Audience expectations dictate how I need to focus my writing. My intended audience is Laferrière scholars who already know a great deal about Laferrière and his work rather than fellow autobiography scholars (although I’m not excluding them). However, because Laferrière is a Francophone author who isn’t as well known to an English-speaking audience, my audience may also include scholars who are unfamiliar with Laferrière’s work. This means I will have to explain more about him and provide greater context for his work than I have done in my previous work.

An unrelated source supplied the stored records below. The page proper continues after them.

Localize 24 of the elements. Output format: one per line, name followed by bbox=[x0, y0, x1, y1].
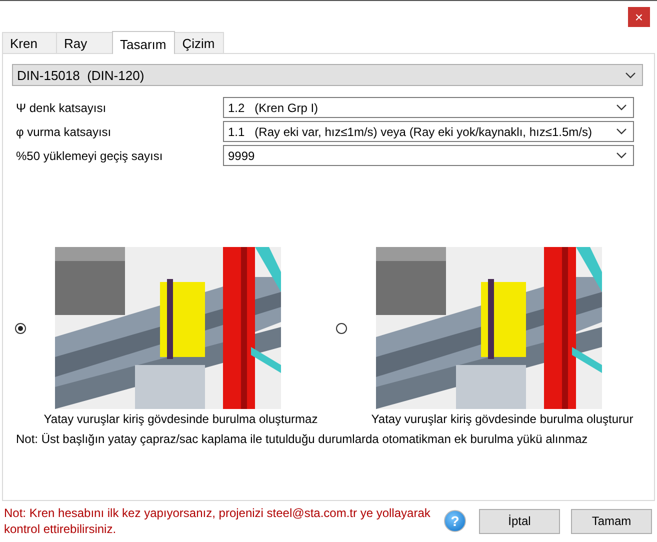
dropdown[interactable]: 1.2 (Kren Grp I) bbox=[223, 97, 634, 118]
tab[interactable]: Ray bbox=[56, 32, 113, 53]
tab[interactable]: Kren bbox=[2, 32, 57, 53]
radio-button[interactable] bbox=[14, 322, 26, 334]
footer-note: Not: Kren hesabını ilk kez yapıyorsanız, projenizi steel@sta.com.tr ye yollayarak kontrol ettirebilirsiniz. bbox=[4, 505, 432, 537]
dropdown[interactable]: 9999 bbox=[223, 145, 634, 166]
close-button[interactable]: × bbox=[628, 7, 650, 27]
chevron-down-icon bbox=[616, 104, 627, 111]
chevron-down-icon bbox=[616, 128, 627, 135]
note-text: Not: Üst başlığın yatay çapraz/sac kaplama ile tutulduğu durumlarda otomatikman ek burulma yükü alınmaz bbox=[16, 432, 589, 446]
dropdown[interactable]: 1.1 (Ray eki var, hız≤1m/s) veya (Ray eki yok/kaynaklı, hız≤1.5m/s) bbox=[223, 121, 634, 142]
field-label: φ vurma katsayısı bbox=[15, 124, 112, 138]
tab[interactable]: Çizim bbox=[174, 32, 224, 53]
cancel-button[interactable]: İptal bbox=[479, 508, 560, 534]
tab[interactable]: Tasarım bbox=[112, 31, 176, 54]
chevron-down-icon bbox=[625, 72, 636, 78]
option-caption: Yatay vuruşlar kiriş gövdesinde burulma oluşturur bbox=[370, 412, 634, 426]
chevron-down-icon bbox=[616, 152, 627, 159]
field-label: %50 yüklemeyi geçiş sayısı bbox=[15, 148, 164, 162]
ok-button[interactable]: Tamam bbox=[571, 508, 652, 534]
option-caption: Yatay vuruşlar kiriş gövdesinde burulma oluşturmaz bbox=[42, 412, 318, 426]
field-label: Ψ denk katsayısı bbox=[15, 100, 108, 114]
radio-button[interactable] bbox=[336, 322, 347, 334]
standard-dropdown[interactable]: DIN-15018 (DIN-120) bbox=[12, 64, 643, 86]
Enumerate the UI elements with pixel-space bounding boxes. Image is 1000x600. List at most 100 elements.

My own process of revising for a new and different audience mirrors in some ways the process Laferrière himself has undertaken in his revisions and adaptations of his work.  How do I revise my previous work to fit the needs of the audience for the book? My revised chapter asks the question about who not only gets to speak about a shared historical situation (in this case, the dictatorship in Haiti) but also whose voice in then privileged in the situation of “competing” or complimentary narratives. In Le goût des jeunes filles (Dining with the Dictator in English translation or On the Verge of Fever for the movie adaptation), Laferrière, through his revisions and adaptations, really addresses certain critiques of his work, namely that they aren’t “political” enough.

Dany Laferrière’s longtime translator noted that the reason that he selected the title Dining with the Dictator was because Laferrière’s work was often misunderstood as not being “political enough” for a Black writer exiled from a dictatorship. The same criticism was applied to the movie adaptation of the book, with some critiques going so far as to state that the movie dealt with a serious topic with inappropriate lightness. The emotional truth that Laferrière was going for was, in part, to show that even in a dictatorship, under the most horrible conditions, people still seek moments of joy, humor, and even kindness. He, in part, addresses these criticisms through his own revisions.

Laferrière’s revised version of the novel Le goût des jeunes filles includes a wholly fictional journal account of one of the characters, who is now revealed to be part of the Port-au-Prince upper-class who was pretending to be poor and destitute. She was pretending in order to be able to hang out with people whom she felt were more “authentic” (as compared to her privileged friends and family). While she claimed to be obsessed with one of the girls in particular, her journal is almost wholly focused on her own problems with privilege, and she effectively silences any voice or perspective that isn’t her own.

Le goût des jeunes filles closes with a fictional interview between the author of the diary (which has gone on to become a bestseller and a literary phenomenon) and a writer from Vibe magazine. Most of the praise for the diary comes from how it is received and perceived by the public: They see it as authentic and praise the “insight” it offers to the “reality” of Haiti at that time, a reception that Laferrière’s narrative never received. Laferrière is basically saying that he wrote the book he wanted, but paid the price because the critics wanted something else, regardless of how wholly un-genuine it would have been.

This rewrite is the one that got me started on my book project. While Laferrière has stated in interviews that multiple narratives are necessary to understand the reality of Haiti, I can’t help but think that the inclusion of the diary was as much a critique of our reception of his work as it is an attempt to create a more complete picture of the political situation in Port-au-Prince in the mid-1970s.

The revision process also highlights for me the challenges of writing about and critiquing literature that deals with such sensitive topics as dictatorship, class, and race. As I revise material for my own book, I continue to struggle with how aware I should be of my audience and their expectations versus writing the book I want to write about Laferrière’s work. Unfortunately, it’s not likely I will get a do-over like Laferrière does to address my eventual critics.